What an LLM actually is

~20 min

What you'll learn this week

By the end of Week 1 you will be able to:

  1. Explain in plain language what an LLM does well, does poorly, and why it hallucinates.
  2. Name the four main categories of AI tools and give one example of each.
  3. State three privacy rules you will follow when using AI with work or client data.
  4. Describe the three ways people realistically earn money with AI.
  5. Identify one personal income idea, backed by your own skills audit.

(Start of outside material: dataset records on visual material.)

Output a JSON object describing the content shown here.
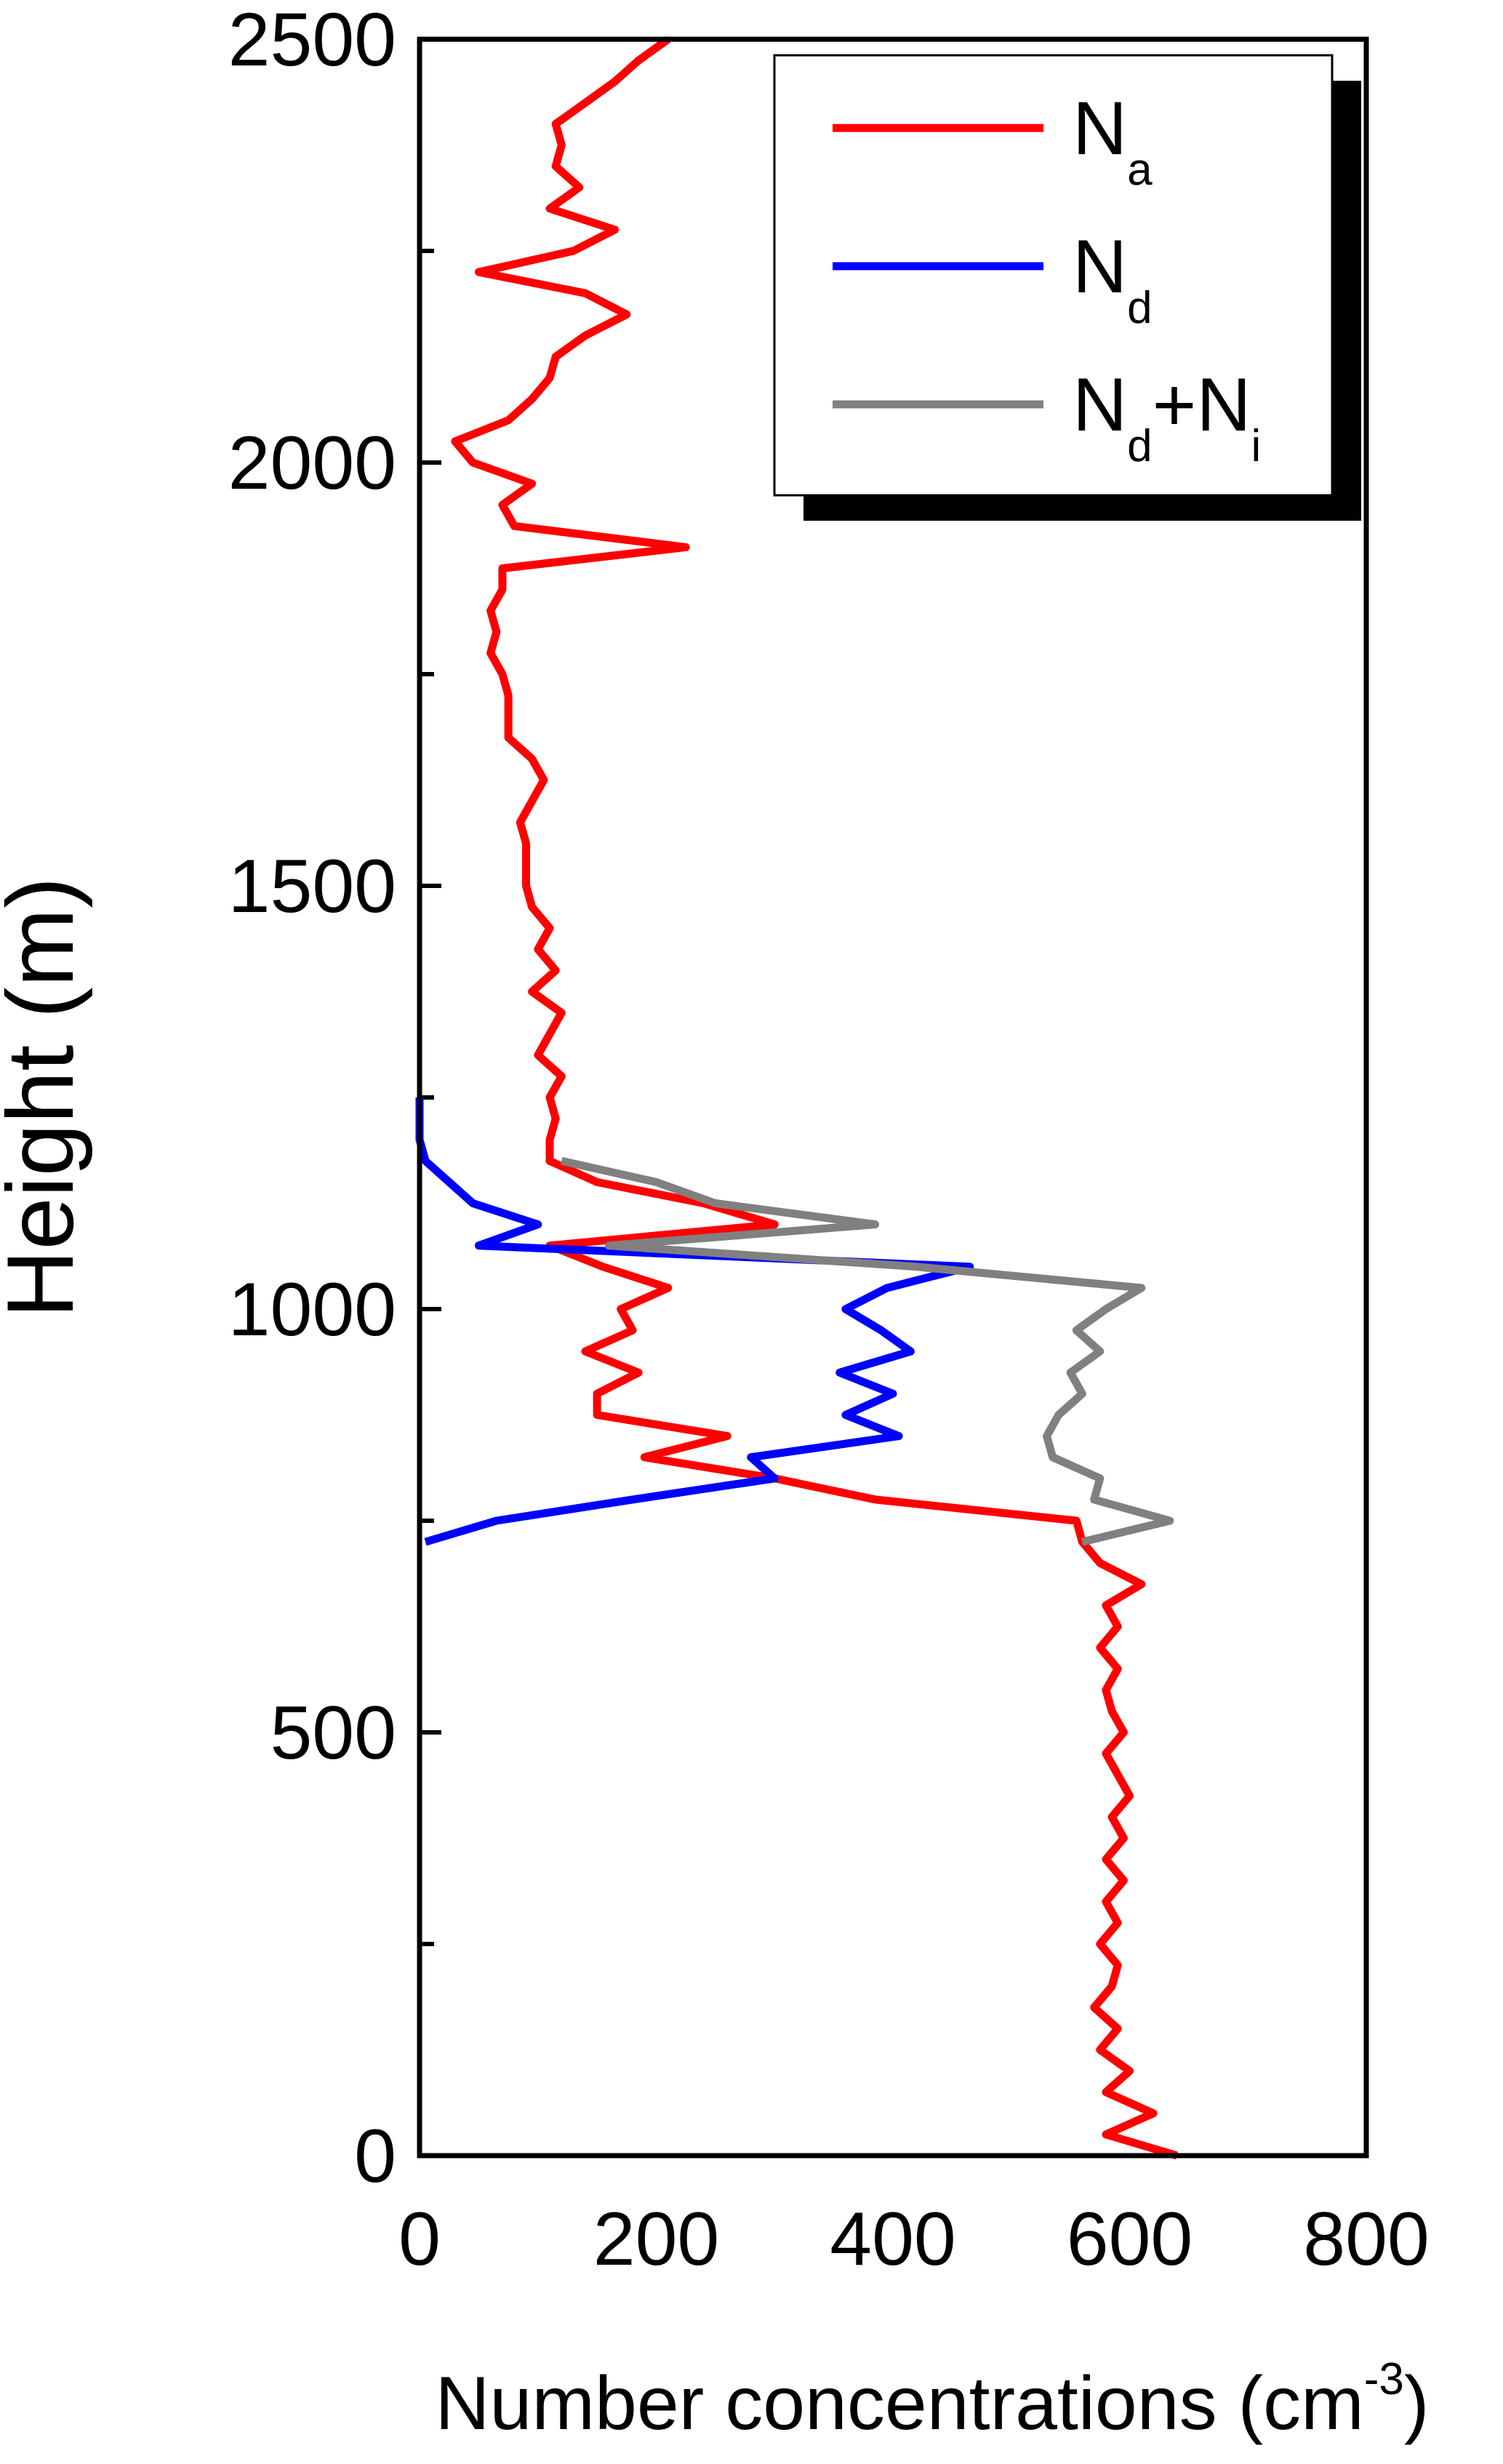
{
  "chart_data": {
    "type": "line",
    "xlabel": [
      "Number concentrations (cm",
      "-3",
      ")"
    ],
    "ylabel": "Height (m)",
    "xlim": [
      0,
      800
    ],
    "xticks": [
      0,
      200,
      400,
      600,
      800
    ],
    "ylim": [
      0,
      2500
    ],
    "yticks": [
      0,
      500,
      1000,
      1500,
      2000,
      2500
    ],
    "yminor_ticks": [
      250,
      750,
      1250,
      1750,
      2250
    ],
    "grid": false,
    "legend": "upper right",
    "y": [
      0,
      25,
      50,
      75,
      100,
      125,
      150,
      175,
      200,
      225,
      250,
      275,
      300,
      325,
      350,
      375,
      400,
      425,
      450,
      475,
      500,
      525,
      550,
      575,
      600,
      625,
      650,
      675,
      700,
      725,
      750,
      775,
      800,
      825,
      850,
      875,
      900,
      925,
      950,
      975,
      1000,
      1025,
      1050,
      1075,
      1100,
      1125,
      1150,
      1175,
      1200,
      1225,
      1250,
      1275,
      1300,
      1325,
      1350,
      1375,
      1400,
      1425,
      1450,
      1475,
      1500,
      1525,
      1550,
      1575,
      1600,
      1625,
      1650,
      1675,
      1700,
      1725,
      1750,
      1775,
      1800,
      1825,
      1850,
      1875,
      1900,
      1925,
      1950,
      1975,
      2000,
      2025,
      2050,
      2075,
      2100,
      2125,
      2150,
      2175,
      2200,
      2225,
      2250,
      2275,
      2300,
      2325,
      2350,
      2375,
      2400,
      2425,
      2450,
      2475,
      2500
    ],
    "series": [
      {
        "name": [
          "N",
          "a"
        ],
        "color": "#ff0000",
        "values": [
          640,
          580,
          620,
          580,
          600,
          575,
          590,
          570,
          585,
          590,
          575,
          590,
          580,
          595,
          580,
          595,
          585,
          600,
          590,
          580,
          595,
          585,
          580,
          590,
          575,
          590,
          580,
          610,
          575,
          560,
          555,
          385,
          300,
          190,
          260,
          150,
          150,
          185,
          140,
          180,
          170,
          210,
          155,
          110,
          300,
          240,
          150,
          110,
          110,
          115,
          110,
          120,
          100,
          110,
          120,
          95,
          115,
          100,
          110,
          95,
          90,
          90,
          90,
          85,
          95,
          105,
          95,
          75,
          75,
          75,
          70,
          60,
          65,
          60,
          70,
          70,
          225,
          80,
          70,
          95,
          45,
          30,
          75,
          95,
          110,
          115,
          140,
          175,
          140,
          50,
          130,
          165,
          110,
          135,
          115,
          120,
          115,
          140,
          165,
          185,
          210
        ]
      },
      {
        "name": [
          "N",
          "d"
        ],
        "color": "#0000ff",
        "values": [
          null,
          null,
          null,
          null,
          null,
          null,
          null,
          null,
          null,
          null,
          null,
          null,
          null,
          null,
          null,
          null,
          null,
          null,
          null,
          null,
          null,
          null,
          null,
          null,
          null,
          null,
          null,
          null,
          null,
          5,
          65,
          180,
          300,
          280,
          405,
          360,
          400,
          355,
          415,
          390,
          360,
          395,
          465,
          50,
          100,
          45,
          25,
          5,
          0,
          0,
          0,
          null,
          null,
          null,
          null,
          null,
          null,
          null,
          null,
          null,
          null,
          null,
          null,
          null,
          null,
          null,
          null,
          null,
          null,
          null,
          null,
          null,
          null,
          null,
          null,
          null,
          null,
          null,
          null,
          null,
          null,
          null,
          null,
          null,
          null,
          null,
          null,
          null,
          null,
          null,
          null,
          null,
          null,
          null,
          null,
          null,
          null,
          null,
          null,
          null,
          null
        ]
      },
      {
        "name": [
          "N",
          "d",
          "+N",
          "i"
        ],
        "color": "#808080",
        "values": [
          null,
          null,
          null,
          null,
          null,
          null,
          null,
          null,
          null,
          null,
          null,
          null,
          null,
          null,
          null,
          null,
          null,
          null,
          null,
          null,
          null,
          null,
          null,
          null,
          null,
          null,
          null,
          null,
          null,
          560,
          634,
          570,
          575,
          535,
          530,
          540,
          560,
          550,
          575,
          555,
          580,
          610,
          420,
          160,
          385,
          250,
          200,
          120,
          null,
          null,
          null,
          null,
          null,
          null,
          null,
          null,
          null,
          null,
          null,
          null,
          null,
          null,
          null,
          null,
          null,
          null,
          null,
          null,
          null,
          null,
          null,
          null,
          null,
          null,
          null,
          null,
          null,
          null,
          null,
          null,
          null,
          null,
          null,
          null,
          null,
          null,
          null,
          null,
          null,
          null,
          null,
          null,
          null,
          null,
          null,
          null,
          null,
          null,
          null,
          null,
          null
        ]
      }
    ]
  }
}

A prediction engine, not a database

An LLM (large language model) is a prediction engine trained on huge amounts of text. It predicts the most plausible next words — it does not "look things up" or "know" facts the way a database does. Understanding this one idea explains almost everything about when to trust it and when not to.

What it does well — try each of these now

Open your AI assistant and run these four prompts. Watch how quickly it handles each:

  1. Drafting: Write a polite email declining a meeting but proposing two alternatives.
  2. Summarizing: paste any long article and ask for 5 bullet points.
  3. Transforming: Rewrite this paragraph for a 12-year-old. (paste any paragraph)
  4. Analyzing: paste a pros/cons situation and ask for a structured recommendation.

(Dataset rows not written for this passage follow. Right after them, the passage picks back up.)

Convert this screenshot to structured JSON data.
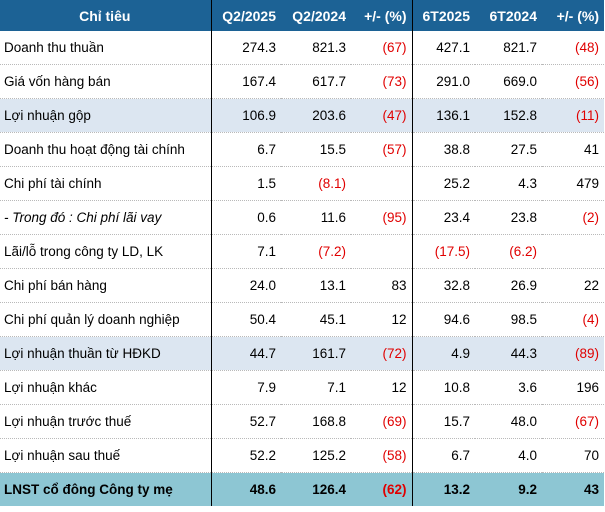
{
  "table": {
    "headers": [
      "Chỉ tiêu",
      "Q2/2025",
      "Q2/2024",
      "+/- (%)",
      "6T2025",
      "6T2024",
      "+/- (%)"
    ],
    "rows": [
      {
        "label": "Doanh thu thuần",
        "cells": [
          "274.3",
          "821.3",
          "(67)",
          "427.1",
          "821.7",
          "(48)"
        ],
        "style": "normal"
      },
      {
        "label": "Giá vốn hàng bán",
        "cells": [
          "167.4",
          "617.7",
          "(73)",
          "291.0",
          "669.0",
          "(56)"
        ],
        "style": "normal"
      },
      {
        "label": "Lợi nhuận gộp",
        "cells": [
          "106.9",
          "203.6",
          "(47)",
          "136.1",
          "152.8",
          "(11)"
        ],
        "style": "highlight"
      },
      {
        "label": "Doanh thu hoạt động tài chính",
        "cells": [
          "6.7",
          "15.5",
          "(57)",
          "38.8",
          "27.5",
          "41"
        ],
        "style": "normal"
      },
      {
        "label": "Chi phí tài chính",
        "cells": [
          "1.5",
          "(8.1)",
          "",
          "25.2",
          "4.3",
          "479"
        ],
        "style": "normal"
      },
      {
        "label": "- Trong đó : Chi phí lãi vay",
        "cells": [
          "0.6",
          "11.6",
          "(95)",
          "23.4",
          "23.8",
          "(2)"
        ],
        "style": "italic"
      },
      {
        "label": "Lãi/lỗ trong công ty LD, LK",
        "cells": [
          "7.1",
          "(7.2)",
          "",
          "(17.5)",
          "(6.2)",
          ""
        ],
        "style": "normal"
      },
      {
        "label": "Chi phí bán hàng",
        "cells": [
          "24.0",
          "13.1",
          "83",
          "32.8",
          "26.9",
          "22"
        ],
        "style": "normal"
      },
      {
        "label": "Chi phí quản lý doanh nghiệp",
        "cells": [
          "50.4",
          "45.1",
          "12",
          "94.6",
          "98.5",
          "(4)"
        ],
        "style": "normal"
      },
      {
        "label": "Lợi nhuận thuần từ HĐKD",
        "cells": [
          "44.7",
          "161.7",
          "(72)",
          "4.9",
          "44.3",
          "(89)"
        ],
        "style": "highlight"
      },
      {
        "label": "Lợi nhuận khác",
        "cells": [
          "7.9",
          "7.1",
          "12",
          "10.8",
          "3.6",
          "196"
        ],
        "style": "normal"
      },
      {
        "label": "Lợi nhuận trước thuế",
        "cells": [
          "52.7",
          "168.8",
          "(69)",
          "15.7",
          "48.0",
          "(67)"
        ],
        "style": "normal"
      },
      {
        "label": "Lợi nhuận sau thuế",
        "cells": [
          "52.2",
          "125.2",
          "(58)",
          "6.7",
          "4.0",
          "70"
        ],
        "style": "normal"
      },
      {
        "label": "LNST cổ đông Công ty mẹ",
        "cells": [
          "48.6",
          "126.4",
          "(62)",
          "13.2",
          "9.2",
          "43"
        ],
        "style": "total"
      }
    ]
  },
  "colors": {
    "header_bg": "#1c6295",
    "highlight_bg": "#dce6f1",
    "total_bg": "#8dc6d3",
    "negative": "#e00000"
  }
}
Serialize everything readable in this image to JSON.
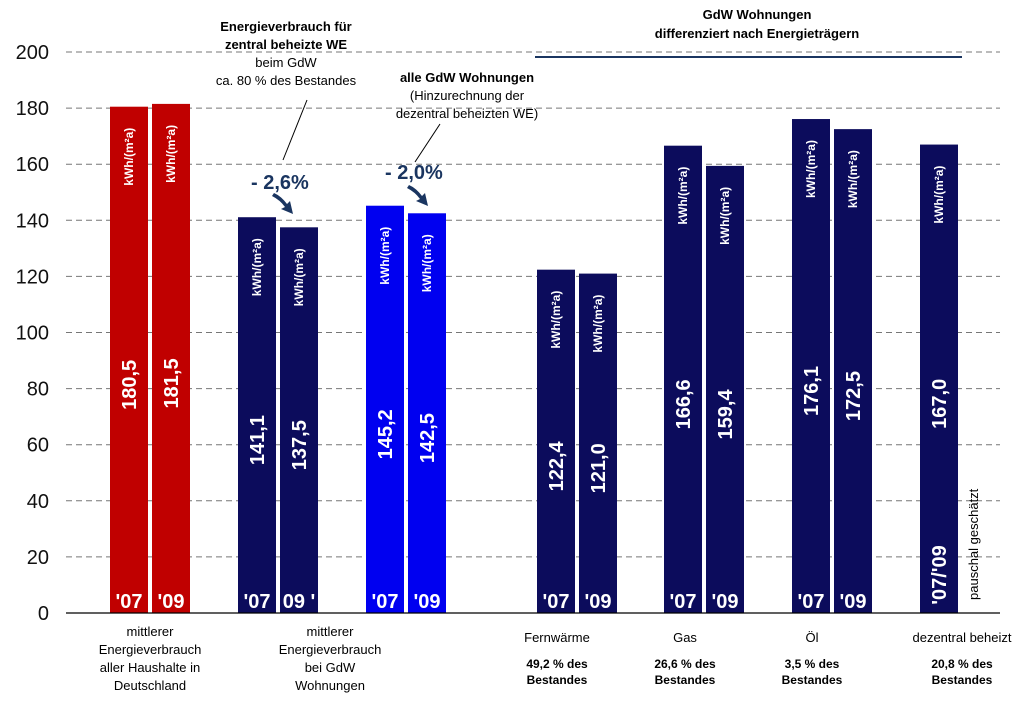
{
  "chart_data": {
    "type": "bar",
    "ylim": [
      0,
      200
    ],
    "yticks": [
      "0",
      "20",
      "40",
      "60",
      "80",
      "100",
      "120",
      "140",
      "160",
      "180",
      "200"
    ],
    "grid": true,
    "unit_label": "kWh/(m²a)",
    "colors": {
      "red": "#c00000",
      "navy": "#0c0c5c",
      "blue": "#0000f0"
    },
    "bars": [
      {
        "value": 180.5,
        "label": "180,5",
        "year": "'07",
        "color": "#c00000"
      },
      {
        "value": 181.5,
        "label": "181,5",
        "year": "'09",
        "color": "#c00000"
      },
      {
        "value": 141.1,
        "label": "141,1",
        "year": "'07",
        "color": "#0c0c5c"
      },
      {
        "value": 137.5,
        "label": "137,5",
        "year": "09 '",
        "color": "#0c0c5c"
      },
      {
        "value": 145.2,
        "label": "145,2",
        "year": "'07",
        "color": "#0000f0"
      },
      {
        "value": 142.5,
        "label": "142,5",
        "year": "'09",
        "color": "#0000f0"
      },
      {
        "value": 122.4,
        "label": "122,4",
        "year": "'07",
        "color": "#0c0c5c"
      },
      {
        "value": 121.0,
        "label": "121,0",
        "year": "'09",
        "color": "#0c0c5c"
      },
      {
        "value": 166.6,
        "label": "166,6",
        "year": "'07",
        "color": "#0c0c5c"
      },
      {
        "value": 159.4,
        "label": "159,4",
        "year": "'09",
        "color": "#0c0c5c"
      },
      {
        "value": 176.1,
        "label": "176,1",
        "year": "'07",
        "color": "#0c0c5c"
      },
      {
        "value": 172.5,
        "label": "172,5",
        "year": "'09",
        "color": "#0c0c5c"
      },
      {
        "value": 167.0,
        "label": "167,0",
        "year": "'07/'09",
        "color": "#0c0c5c"
      }
    ],
    "group_labels": [
      {
        "lines": [
          "mittlerer",
          "Energieverbrauch",
          "aller Haushalte in",
          "Deutschland"
        ]
      },
      {
        "lines": [
          "mittlerer",
          "Energieverbrauch",
          "bei GdW",
          "Wohnungen"
        ]
      },
      {
        "lines": [
          "Fernwärme"
        ],
        "share": [
          "49,2 % des",
          "Bestandes"
        ]
      },
      {
        "lines": [
          "Gas"
        ],
        "share": [
          "26,6 % des",
          "Bestandes"
        ]
      },
      {
        "lines": [
          "Öl"
        ],
        "share": [
          "3,5 % des",
          "Bestandes"
        ]
      },
      {
        "lines": [
          "dezentral beheizt"
        ],
        "share": [
          "20,8 % des",
          "Bestandes"
        ]
      }
    ],
    "annotations": {
      "zentral": [
        "Energieverbrauch für",
        "zentral beheizte WE",
        "beim GdW",
        "ca. 80 % des Bestandes"
      ],
      "alle": [
        "alle GdW Wohnungen",
        "(Hinzurechnung der",
        "dezentral beheizten WE)"
      ],
      "pct1": "- 2,6%",
      "pct2": "- 2,0%",
      "header": [
        "GdW Wohnungen",
        "differenziert nach Energieträgern"
      ],
      "estimate": "pauschal geschätzt"
    }
  }
}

Where it fails — see it for yourself

  • Hallucination. Ask for citations on an obscure topic and look closely at the results — some will be confident but completely made up. Remember: fluency is not accuracy.
  • Stale knowledge. Models have a training cutoff; anything recent may be missing or wrong unless the tool has web search.
  • Math and counting. LLMs can slip on arithmetic. Always verify numbers.

The rule that governs this whole course

AI drafts, you decide. Anything with your name on it — or a client's money on it — gets verified by a human.

Write that somewhere you'll see it. Every week of this course builds on it.